Osteoarthritis cartilage regeneration

Unloading below the fatigue threshold arrests further cartilage-contact loss, which is verified, but the kernel has no matrix-resynthesis term and cartilage does not clinically regenerate, so already-lost contacts are not restored. Joint replacement substitutes hardware, outside the kernel. (mechanism §12.)

Established-tumour therapy versus primary prevention

The carcinogenesis kernel models initiation: a carcinogen dose lowers the R19 barrier, raising the Kramers crossing rate and the relative risk. Chemotherapy, resection and radiation kill already-transformed cells, which is not a barrier-restoration of the original switch, so therapy-response is out of scope [O].

Primary prevention is in scope and verified. Removing the carcinogen lowers the dose, raising the barrier back and lowering the initiation rate — the framework-native treatment claim for cancer is prevention, graded [V]. (mechanism §7.)

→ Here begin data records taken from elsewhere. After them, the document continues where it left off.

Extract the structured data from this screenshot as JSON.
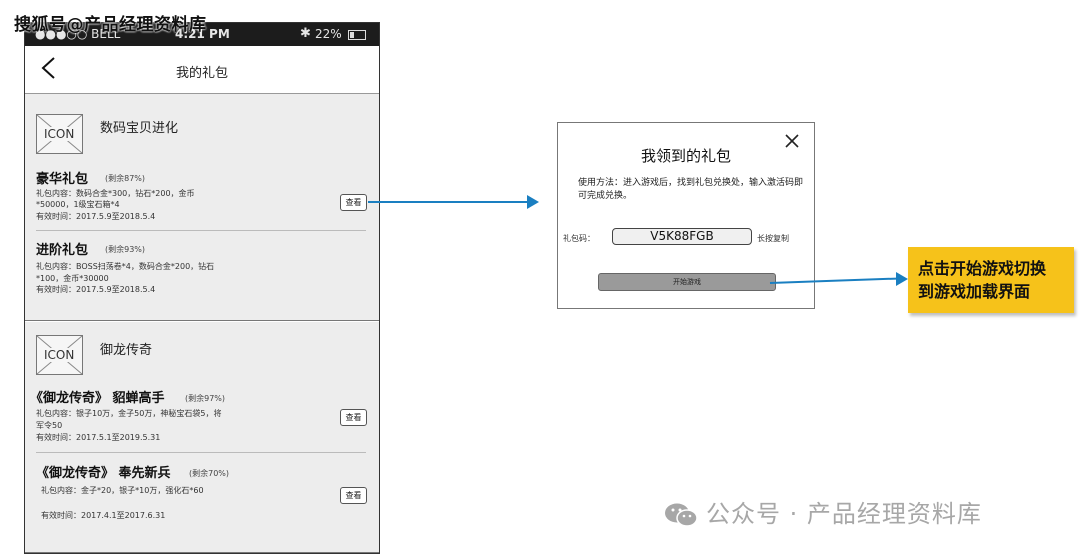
{
  "watermark_top": "搜狐号@产品经理资料库",
  "statusbar": {
    "carrier": "●●●○○ BELL",
    "time": "4:21 PM",
    "bt": "✱",
    "battery": "22%"
  },
  "nav": {
    "title": "我的礼包"
  },
  "cards": [
    {
      "icon_label": "ICON",
      "game": "数码宝贝进化",
      "packages": [
        {
          "title": "豪华礼包",
          "remain": "(剩余87%)",
          "content_lines": [
            "礼包内容：数码合金*300，钻石*200，金币",
            "*50000，1级宝石箱*4"
          ],
          "valid": "有效时间：2017.5.9至2018.5.4",
          "view": "查看"
        },
        {
          "title": "进阶礼包",
          "remain": "(剩余93%)",
          "content_lines": [
            "礼包内容：BOSS扫荡卷*4，数码合金*200，钻石",
            "*100，金币*30000"
          ],
          "valid": "有效时间：2017.5.9至2018.5.4"
        }
      ]
    },
    {
      "icon_label": "ICON",
      "game": "御龙传奇",
      "packages": [
        {
          "title": "《御龙传奇》 貂蝉高手",
          "remain": "(剩余97%)",
          "content_lines": [
            "礼包内容：银子10万，金子50万，神秘宝石袋5，将",
            "军令50"
          ],
          "valid": "有效时间：2017.5.1至2019.5.31",
          "view": "查看"
        },
        {
          "title": "《御龙传奇》 奉先新兵",
          "remain": "(剩余70%)",
          "content_lines": [
            "礼包内容：金子*20，银子*10万，强化石*60"
          ],
          "valid": "有效时间：2017.4.1至2017.6.31",
          "view": "查看"
        }
      ]
    }
  ],
  "dialog": {
    "title": "我领到的礼包",
    "usage": "使用方法：进入游戏后，找到礼包兑换处，输入激活码即可完成兑换。",
    "code_label": "礼包码：",
    "code": "V5K88FGB",
    "copy_hint": "长按复制",
    "start_button": "开始游戏"
  },
  "callout": {
    "line1": "点击开始游戏切换",
    "line2": "到游戏加载界面"
  },
  "watermark_bottom": "公众号 · 产品经理资料库",
  "colors": {
    "arrow": "#1a7fc1",
    "callout_bg": "#f6c21a",
    "statusbar_bg": "#1c1c1c",
    "card_bg": "#ededed"
  }
}
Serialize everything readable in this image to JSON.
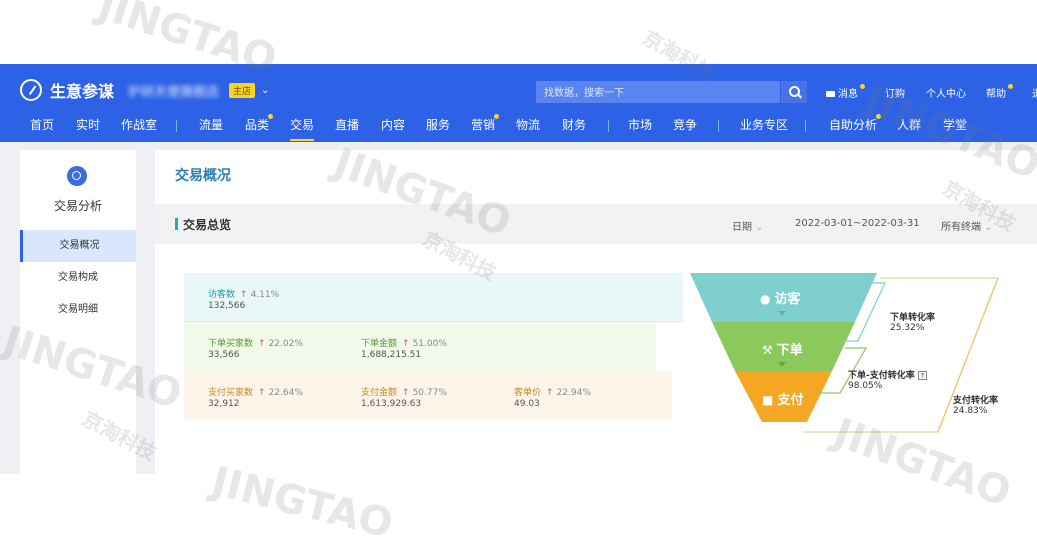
{
  "app": {
    "name": "生意参谋",
    "shop_name": "护研天使旗舰店",
    "shop_tag": "主店"
  },
  "search": {
    "placeholder": "找数据，搜索一下"
  },
  "utilities": {
    "messages": "消息",
    "orders": "订购",
    "profile": "个人中心",
    "help": "帮助",
    "overflow": "退"
  },
  "nav": {
    "items": [
      "首页",
      "实时",
      "作战室",
      "流量",
      "品类",
      "交易",
      "直播",
      "内容",
      "服务",
      "营销",
      "物流",
      "财务",
      "市场",
      "竞争",
      "业务专区",
      "自助分析",
      "人群",
      "学堂"
    ],
    "active": "交易"
  },
  "sidebar": {
    "title": "交易分析",
    "items": [
      "交易概况",
      "交易构成",
      "交易明细"
    ],
    "active": "交易概况"
  },
  "main": {
    "title": "交易概况",
    "section_title": "交易总览",
    "filters": {
      "date_label": "日期",
      "date_range": "2022-03-01~2022-03-31",
      "terminal": "所有终端"
    }
  },
  "metrics": {
    "visitors": {
      "label": "访客数",
      "change": "4.11%",
      "value": "132,566"
    },
    "order_buyers": {
      "label": "下单买家数",
      "change": "22.02%",
      "value": "33,566"
    },
    "order_amount": {
      "label": "下单金额",
      "change": "51.00%",
      "value": "1,688,215.51"
    },
    "pay_buyers": {
      "label": "支付买家数",
      "change": "22.64%",
      "value": "32,912"
    },
    "pay_amount": {
      "label": "支付金额",
      "change": "50.77%",
      "value": "1,613,929.63"
    },
    "unit_price": {
      "label": "客单价",
      "change": "22.94%",
      "value": "49.03"
    }
  },
  "funnel": {
    "stages": [
      "访客",
      "下单",
      "支付"
    ],
    "colors": {
      "visit": "#7fcfcf",
      "order": "#8cc95c",
      "pay": "#f5a623",
      "visit_band": "#eaf7f8",
      "order_band": "#f1f9ea",
      "pay_band": "#fdf5ea"
    },
    "rates": {
      "order_rate": {
        "label": "下单转化率",
        "value": "25.32%"
      },
      "order_pay_rate": {
        "label": "下单-支付转化率",
        "value": "98.05%"
      },
      "pay_rate": {
        "label": "支付转化率",
        "value": "24.83%"
      }
    }
  },
  "watermark": {
    "latin": "JINGTAO",
    "chinese": "京淘科技"
  },
  "colors": {
    "brand_blue": "#2d62e6",
    "accent_yellow": "#f9d423",
    "title_teal": "#2c7fb5",
    "up_red": "#e8543f"
  }
}
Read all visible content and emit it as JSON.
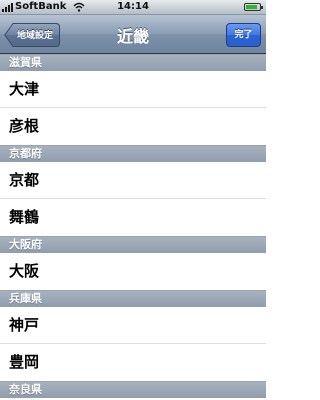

Metabolic / mitochondrial myopathy

Only a cofactor-responsive subset reverses. Supplementing riboflavin, CoQ10 or carnitine lengthens the fatigue time-constant and clears the non-recovering residual in that subset; the general primary-mitochondrial case has no kernel knob and is supportive only. (mechanism §11.)

Why stating limits strengthens the model

A model that reversed every disease would be tuned, not grounded. Because each treatment is the literal mirror of a DNA-grounded mechanism, the cases it cannot reverse are exactly the cases where biology has no single knob — a closed developmental window, an absent regeneration pathway, a post-transformation cell population.

Each open item above is listed in the irreproducibility ledger with its obstacle, as the constitution requires. The boundary is the evidence that the reversible results are mechanism, not curve-fitting.